“Agla station Durgabai Deshmukh South Campus hai”
“Kripya dawrazon se door hat kar khade ho”
The familiar voice of Shammi Narang reverberates as the Metro enters the platform. For many, Metro is a second home, a comfortable and convenient travel to work, college or home. It connects places from the far corner of the National Capital Territory of Delhi. But don’t you ever wonder what went behind the making of this technological marvel?

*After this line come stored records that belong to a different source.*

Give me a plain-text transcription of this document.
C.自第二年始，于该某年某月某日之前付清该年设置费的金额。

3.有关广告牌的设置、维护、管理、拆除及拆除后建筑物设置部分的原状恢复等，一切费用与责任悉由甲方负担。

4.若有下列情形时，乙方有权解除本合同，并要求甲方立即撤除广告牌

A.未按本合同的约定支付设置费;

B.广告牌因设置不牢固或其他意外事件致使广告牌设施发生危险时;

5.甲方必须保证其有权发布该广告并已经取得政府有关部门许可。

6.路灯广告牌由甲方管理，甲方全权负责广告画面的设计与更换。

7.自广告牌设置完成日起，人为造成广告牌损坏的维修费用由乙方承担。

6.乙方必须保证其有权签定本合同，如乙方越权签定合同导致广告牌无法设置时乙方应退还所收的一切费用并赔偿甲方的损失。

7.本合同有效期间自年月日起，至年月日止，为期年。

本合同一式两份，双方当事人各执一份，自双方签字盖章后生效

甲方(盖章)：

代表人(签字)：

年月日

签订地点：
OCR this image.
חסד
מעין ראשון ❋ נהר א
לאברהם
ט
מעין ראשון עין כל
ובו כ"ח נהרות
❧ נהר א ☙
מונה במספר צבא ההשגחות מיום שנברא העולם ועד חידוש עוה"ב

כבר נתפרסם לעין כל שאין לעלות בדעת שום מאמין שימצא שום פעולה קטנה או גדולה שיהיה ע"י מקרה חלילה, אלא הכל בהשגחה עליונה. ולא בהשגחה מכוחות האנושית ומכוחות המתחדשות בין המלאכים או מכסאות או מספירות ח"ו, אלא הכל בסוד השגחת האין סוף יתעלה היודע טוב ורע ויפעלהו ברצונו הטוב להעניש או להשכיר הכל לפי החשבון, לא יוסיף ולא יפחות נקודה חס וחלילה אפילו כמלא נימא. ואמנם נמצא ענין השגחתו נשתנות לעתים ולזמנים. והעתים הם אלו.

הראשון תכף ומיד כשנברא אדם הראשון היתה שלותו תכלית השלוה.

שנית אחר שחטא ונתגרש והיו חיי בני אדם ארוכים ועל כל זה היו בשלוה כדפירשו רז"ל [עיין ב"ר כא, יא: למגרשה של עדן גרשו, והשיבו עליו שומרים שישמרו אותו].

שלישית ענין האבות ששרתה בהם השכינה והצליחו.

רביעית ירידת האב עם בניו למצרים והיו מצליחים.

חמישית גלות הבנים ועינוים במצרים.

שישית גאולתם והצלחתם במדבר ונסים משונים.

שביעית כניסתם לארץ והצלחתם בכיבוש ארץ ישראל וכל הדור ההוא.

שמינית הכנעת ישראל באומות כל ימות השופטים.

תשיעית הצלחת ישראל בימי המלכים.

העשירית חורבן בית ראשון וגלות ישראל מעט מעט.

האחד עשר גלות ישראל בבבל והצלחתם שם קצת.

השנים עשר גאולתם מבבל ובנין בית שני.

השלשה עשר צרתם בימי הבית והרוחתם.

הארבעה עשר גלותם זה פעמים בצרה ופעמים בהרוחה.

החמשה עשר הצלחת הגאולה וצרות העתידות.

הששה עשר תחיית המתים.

A Metro, or Rapid Transit System is usually built in cities where heavy traffic causes major inconveniences. It is a sign of development and provides a smart solution to regulate traffic jams. The need for a Metro in Delhi was felt when the population grew from 57 lakhs to a whopping 120 lakhs in 1998. Delhi largely relied on private transportation as comfortable means, since public transport meant shaky autorickshaws and tiresome bus journeys. This not only increased traffic on the road, but also the air pollution. Metro provided an eco-friendly solution to Delhi’s problem, since it runs on electricity.
The Kolkata Metro was the first Rapid Transit system in India, opened in 1984, setting a precedence in traffic regulation of big cities. But the problem was, it was inflicted with various technical limitations. Under complete supervision of the Indian Railways (a government body), Kolkata Metro relied on all decisions on them. They lacked prerequisite knowledge to manufacture rakes, coupled with political influence. This led to delays, lags and mismanagement. According to E. Sreedharan, engineer and founder of the Delhi Metro, a private company were better suited for the job rather than Indian Railways.
To prevent this from happening in Delhi, the Delhi Metro Rail Corporation or DMRC was formed in 1995. It was an autonomous body, free of the political control and bureaucratic corruption. It could take decisive actions freely, quickly and innovatively, dodging delays and bankruptcy. As Managing Director, Dr E Sreedharan began construction process instantly. Their unique policy they adopted was to not take longer than five years to construct a line. When the construction of a line was almost complete, they started with the next one. Their construction occurred neatly enclosed inside barricades, minimising inconveniences. Any hurdles faced by the engineers’ team were innovatively dealt with. Hence, they were able to meet deadlines, often even before the assigned dates. Delhiites used to regular delays and inconsistencies were thrilled.
Mind you, years 1969 to 1984 witnessed nothing but inconclusive planning and delays, no actual action was taken. Once the DMRC was formed, only then the work started and achieved speedy execution. Hence Sreedharan was promptly proven right once the metros started running. The successful model of the DMRC became an inspiration for Metro projects in cities such as Mumbai and Bangalore.
The Phase 1 of the Delhi Metro was a success by 2006, consisting of 59 stations over 65 kilometers. On the Christmas Day of 2002, the Red Line Metro started running from the stations Shahdara to Tis Hazari. Yellow and Blue Lines were next. The Phases II and III included the construction and success runs of Green, Violet, Pink, Magenta, Grey and Airport Express Lines. Today, there are a total of 255 Metro Stations spanning over about 350 kilometers. Out of all the 16 Metro networks in India, the Delhi Metro is the largest. They all together make the Indian Metro Network fourth largest in the world.
DMRC is also an expert at the upkeep and maintenance of the Delhi Metro. Their work ethics bound them to ensure safety of the passengers, help them when required, while maintaining cleanliness and aesthetics of the place. The Metro trains run at short uniform intervals and have reserved seat for women, elderly and physically disable. The best feature of the Delhi Metro, in my opinion, is the women’s coach that ensures a safe journey to women, encouraging more women to travel. The first metro museum in South Asia is located in the Patel Chowk Station! The Delhi Metro was also awarded with the Golden Peacock Environment Management Award in 2005 for its ecological contributions.
There might sometimes be delays, but the Delay Metro never fails you. Problems are resolved in the blink of an eye. It is not just a transportation service, it is an emotion and Delhi’s pride. And you cannot deny that there is something oddly satisfying about watching Metros taking a grand entrance in the station.